\documentclass[12pt]{article}
\usepackage{url}
\usepackage{fullpage}
\usepackage{amssymb,amsmath}
\usepackage{graphicx}
\newcommand{\Obj}{\mathrm{Obj}}
\newcommand{\NP}{\mathrm{NP}}
\newcommand{\PTIME}{\mathrm{P}}
\newcommand{\coNP}{\mbox{co-NP}}
\newcommand{\textprob}[1]{\textsc{#1}}
\DeclareMathOperator*{\E}{\mathbb{E}}
\let\Pr\relax
\DeclareMathOperator*{\Pr}{\mathbb{P}}
\begin{document}
\thispagestyle{empty}
\begin{center}
{\Large \textsc{CS 125 Algorithms \& Complexity} --- Fall 2016}
\bigskip
{\Large \textsc{Problem Set 11}}
\smallskip
Due: 11:59pm, Wednesday, November 30th
\bigskip
{\footnotesize See homework submission instructions at \url{http://seas.harvard.edu/~cs125/fall16/schedule.htm}}
\end{center}
\section*{Problem 1}
If we restrict the problems we look at, sometimes hard problems like counting the number of independent sets are in a graph become solvable.
\begin{itemize}
\item[(a)] (3 points) Consider a graph that is a path on $n$ vertices. (That is, the vertices are labelled 1 to $n$, and there is an edge from 1 to 2, 2 to 3, etc.) How many independent sets are there as a function of $n$? We want to express your answer in terms of a family of numbers -- like ``For $n$ vertices the number of independent sets is the $n$th prime.'' (note: that is not the answer).
\item[(b)] (3 points) How many independent sets are there on a cycle of $n$ vertices?
\item[(c)] (4 points) How many independent sets are there on a complete binary tree with $127$ nodes? Describe how you arrived at this number.
\end{itemize}
\section*{Problem 2}
Consider the problem MAX-$k$-CUT, which is like the MAX CUT algorithm, except that we divide the vertices into $k$ disjoint sets, and we want to maximize the number of edges between sets. Explain how to generalize both the randomized and the local search algorithms for MAX CUT to MAX-$k$-CUT and prove bounds on their performance.
\section*{Problem 3}
We know that that all of NP-complete reduce to each other. It would be nice if this meant that an approximation for one NP-hard problem would lead to another. But this is not the case. Consider the case of \textsc{Vertex Cover}, for which we have a polynomial-time 2-approximation algorithm.

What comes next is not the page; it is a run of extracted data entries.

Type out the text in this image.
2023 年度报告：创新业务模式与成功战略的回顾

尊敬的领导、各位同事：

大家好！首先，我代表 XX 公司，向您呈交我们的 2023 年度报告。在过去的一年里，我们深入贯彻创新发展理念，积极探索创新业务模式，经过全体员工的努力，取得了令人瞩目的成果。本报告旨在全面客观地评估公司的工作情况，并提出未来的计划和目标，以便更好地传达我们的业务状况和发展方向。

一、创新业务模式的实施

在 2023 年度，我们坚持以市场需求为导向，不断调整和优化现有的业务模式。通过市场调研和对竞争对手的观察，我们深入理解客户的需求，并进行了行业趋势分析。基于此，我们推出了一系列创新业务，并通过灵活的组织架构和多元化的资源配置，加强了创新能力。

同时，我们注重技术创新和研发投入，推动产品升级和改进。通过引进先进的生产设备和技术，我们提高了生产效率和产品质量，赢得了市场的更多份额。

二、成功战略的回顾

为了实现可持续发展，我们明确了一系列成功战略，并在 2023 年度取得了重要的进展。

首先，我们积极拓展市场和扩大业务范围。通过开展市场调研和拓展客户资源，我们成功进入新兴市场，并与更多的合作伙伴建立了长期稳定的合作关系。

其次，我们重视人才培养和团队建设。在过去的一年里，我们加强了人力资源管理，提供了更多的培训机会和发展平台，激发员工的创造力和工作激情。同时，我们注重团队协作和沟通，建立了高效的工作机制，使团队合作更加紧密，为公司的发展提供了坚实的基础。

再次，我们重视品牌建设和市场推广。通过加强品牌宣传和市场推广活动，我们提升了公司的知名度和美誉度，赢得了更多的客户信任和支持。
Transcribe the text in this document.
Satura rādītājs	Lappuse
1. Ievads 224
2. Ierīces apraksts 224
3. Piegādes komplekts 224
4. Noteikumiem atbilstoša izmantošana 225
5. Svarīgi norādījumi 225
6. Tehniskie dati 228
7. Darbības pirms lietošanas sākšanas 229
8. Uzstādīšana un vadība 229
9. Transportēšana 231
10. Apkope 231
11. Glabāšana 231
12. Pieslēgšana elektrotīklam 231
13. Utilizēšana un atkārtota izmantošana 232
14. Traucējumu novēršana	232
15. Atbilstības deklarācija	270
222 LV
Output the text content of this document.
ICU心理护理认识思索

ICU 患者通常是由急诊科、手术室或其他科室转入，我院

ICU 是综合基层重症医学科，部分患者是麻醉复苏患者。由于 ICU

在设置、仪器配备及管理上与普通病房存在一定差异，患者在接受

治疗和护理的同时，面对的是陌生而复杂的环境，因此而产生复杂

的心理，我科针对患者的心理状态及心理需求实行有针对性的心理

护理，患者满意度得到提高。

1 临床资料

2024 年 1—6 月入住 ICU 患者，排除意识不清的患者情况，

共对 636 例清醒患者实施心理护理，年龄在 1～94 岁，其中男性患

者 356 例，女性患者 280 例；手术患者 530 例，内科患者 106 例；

Another NP-complete optimization problem is
\textsc{Independent Set}: given a graph $G=(V,E)$, find as large a set $S\subset V$ as possible such that no two vertices $u,v\in S$ share an edge. In particular, $S\subset V$ is a vertex cover iff its complement $V-S$ is an independent set.
\begin{itemize}
\item[(a)] (4 points) Explain why applying the above equivalence to the 2-approximation for \textsc{Vertex Cover} does not yield a constant-factor approximation algorithm for \textsc{Independent Set}.
That is, show that for every constant $c\in (0,1)$, there exists a family of graphs (growing so that the number of vertices/edges grows to infinity) for which even if we obtain a 2-approximation of the minimum vertex cover, the corresponding independent set is not within a factor of $c$ of the maximum independent set.
\item[(b)] (6 points) Using the PCP Theorem and a variant of the standard NP-completeness reductions from 3-SAT, it can be shown that both \textsc{Independent Set} and \textsc{Vertex Cover} are NP-hard to approximate to within factors $1-\epsilon_1$ and $1+\epsilon_2$, respectively, for some constants $\epsilon_1,\epsilon_2>0$. Deduce from this that \textsc{Independent Set}\ is NP-hard to approximate to within any constant factor $\alpha\in (0,1)$ by, given a graph $G$, considering the graph $G_k$ with vertex set $V_k=V^k$ and edge set $E_k=\{((u_1,\ldots,u_k),(v_1,\ldots,v_k)) : \exists i\ (u_i,v_i)\in E\}$. How does the size of the maximum independent set in $G_k$ relate to that in $G$? Why doesn't the same reduction apply to \textsc{Vertex Cover}?
\end{itemize}
\section*{Problem 4}
Sometimes it is worth running an approximation algorithm to solve a problem not because the problem is $\mathbf{NP}$-hard, but because the fastest known polynomial time algorithm we have to solve isn't as fast as we would like!
Consider for example Problem 4 from Problem Set 3 of this class (optimal layout of the nodes of a trie on blocks on disk, with block size $B$). You saw in that problem set that if there is a probability distribution over queries to the leaves of an $n$-node trie, there is a dynamic programming algorithm running in time $O(nB^2)$ which finds a layout that minimizes the expected cost of a query. (In problem set 3 it was assumed that queries could to be any node, but only querying leaves is a special case since that just corresponds to instances for which internal nodes have probability 0 of being queried.)
Suppose the optimal layout achieves an expected query cost of $\mathsf{OPT}$. Give an algorithm with improved running time $O(nB)$ which finds a layout guaranteed to achieve expected query cost at most $\mathsf{OPT} + 1$. That is, on average we only have to touch one more disk block than the optimal solution. \textbf{Hint:} reduce to the case that the input trie has at most $n/B$ leaves, suffering at most one unnecessary block transfer in your reduction.
\end{document}